Esse tema não é novo e nem foi inventado por Allan Kardec e isso deveria ser óbvio para todas as pessoas, especialmente para quem se diz espírita. Na verdade, desde o século IV a.C. o filósofo Platão propôs um “demiurgo”, um sábio e bom criador, primeira causa do cosmos (que organizará o caos). Aristóteles também defendeu algo semelhante, um criador-designer do cosmos que ele chamou de “motor imóvel”. Depois dele, o filósofo romano Cícero defendeu que um “poder divino deve ser encontrado no princípio de uma razão que permeia toda a natureza”. Na mesma linha, argumentou Tomás de Aquino, na Idade Média, e William Paley, em 1808, usando a analogia do Deus-relojoeiro que criou o relógio-mundo e deixou que ele livremente funcionasse.

Também o evolucionismo teísta vem ganhando adeptos dentro do cristianismo católico e protestante. Destaco aqui os nomes de Pierre Teilhard de Chardin (1881-1955), Ronald Fisher (1890-1962) e Theodosius Dobzhansky (1900-1975), além de cientistas que ainda estão trabalhando sobre essa questão como Kenneth R. Miller, John Haught, Michael Dowd e Francis Collins. Todos podem ser lidos pelos espíritas preocupados em conhecer mais e melhor nossas origens e a divindade.

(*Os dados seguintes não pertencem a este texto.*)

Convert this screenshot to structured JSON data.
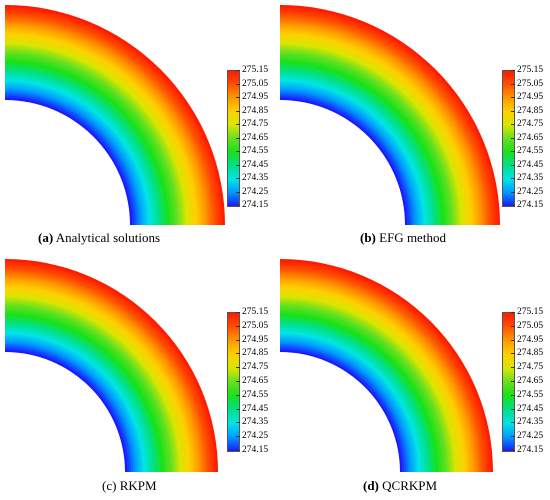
{
  "colormap": [
    "#1a1aff",
    "#0099ff",
    "#00e5e5",
    "#00e08a",
    "#19e119",
    "#66e020",
    "#d9e600",
    "#ffd000",
    "#ff9900",
    "#ff5000",
    "#ff1a00"
  ],
  "colorbar": {
    "max": 275.15,
    "min": 274.15,
    "labels": [
      "275.15",
      "275.05",
      "274.95",
      "274.85",
      "274.75",
      "274.65",
      "274.55",
      "274.45",
      "274.35",
      "274.25",
      "274.15"
    ]
  },
  "panels": [
    {
      "letter": "(a)",
      "label": "Analytical solutions",
      "bold_letter": true
    },
    {
      "letter": "(b)",
      "label": "EFG method",
      "bold_letter": true
    },
    {
      "letter": "(c)",
      "label": "RKPM",
      "bold_letter": false
    },
    {
      "letter": "(d)",
      "label": "QCRKPM",
      "bold_letter": false
    }
  ]
}
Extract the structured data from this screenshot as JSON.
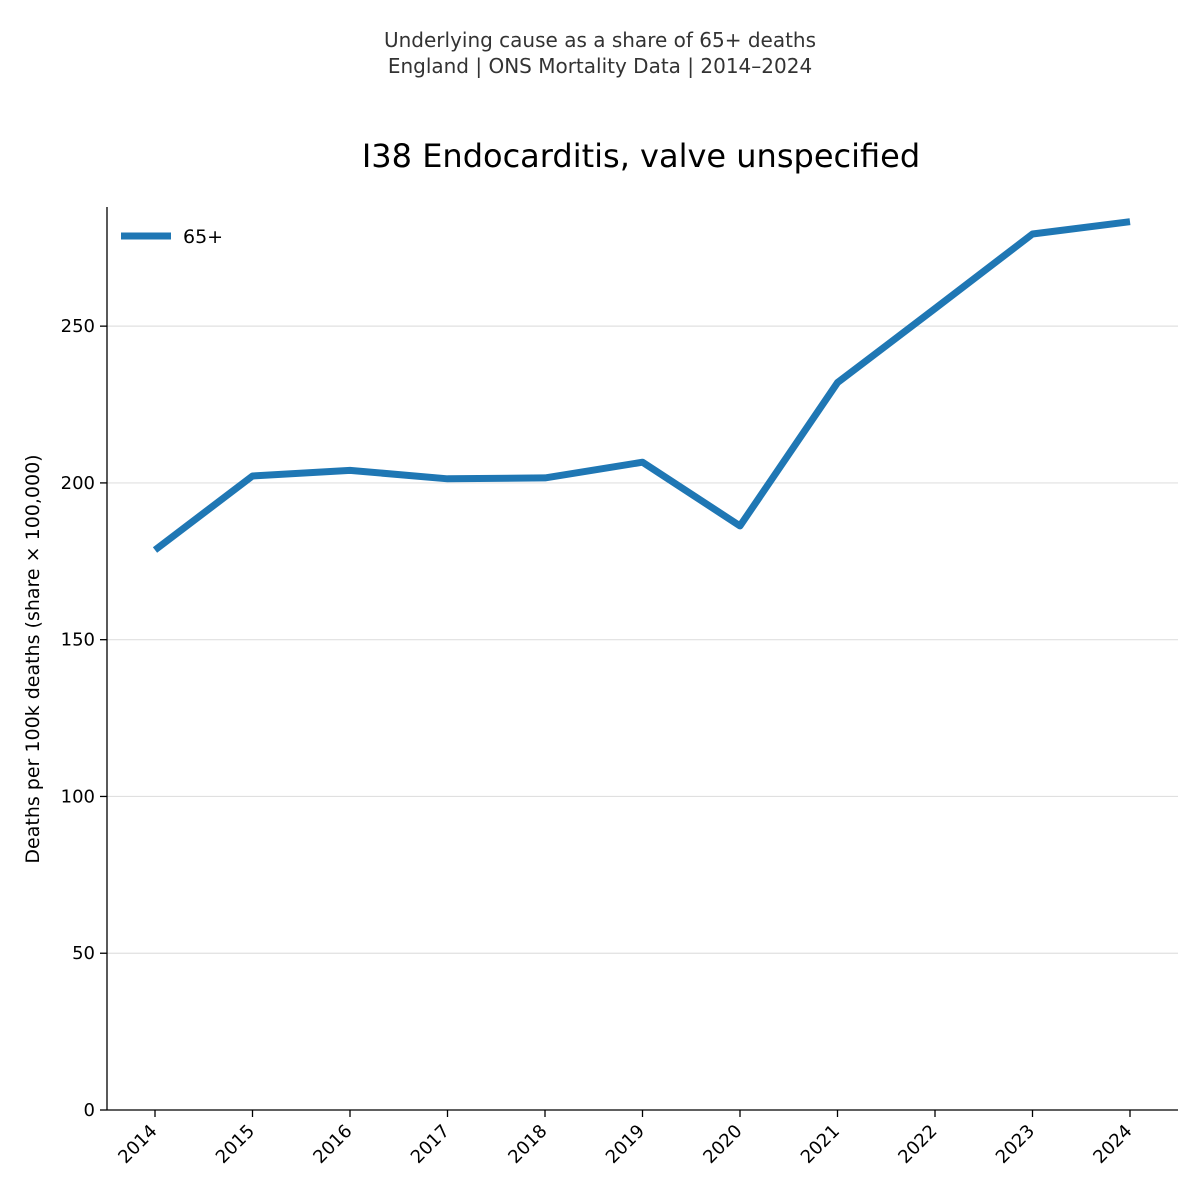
{
  "header": {
    "suptitle_line1": "Underlying cause as a share of 65+ deaths",
    "suptitle_line2": "England | ONS Mortality Data | 2014–2024"
  },
  "chart_data": {
    "type": "line",
    "title": "I38 Endocarditis, valve unspecified",
    "xlabel": "",
    "ylabel": "Deaths per 100k deaths (share × 100,000)",
    "categories": [
      "2014",
      "2015",
      "2016",
      "2017",
      "2018",
      "2019",
      "2020",
      "2021",
      "2022",
      "2023",
      "2024"
    ],
    "series": [
      {
        "name": "65+",
        "color": "#1f77b4",
        "values": [
          178.6,
          202.2,
          204.0,
          201.3,
          201.6,
          206.6,
          186.3,
          232.0,
          255.6,
          279.4,
          283.3
        ]
      }
    ],
    "ylim": [
      0,
      288
    ],
    "yticks": [
      0,
      50,
      100,
      150,
      200,
      250
    ],
    "grid": "horizontal",
    "legend_position": "top-left"
  }
}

Para concluir, se “O livro dos espíritos” de Allan Kardec —e percebam que estou usando somente esta obra como referência em todos esses pequenos artigos— fosse mais lido e bem estudado, debatido abertamente, sem medo de críticas e autocríticas, o movimento espírita brasileiro ganharia muito em qualidade e sobriedade. Que os mais progressistas continuem avançando através do estudo, do bom senso e do amor-caridade.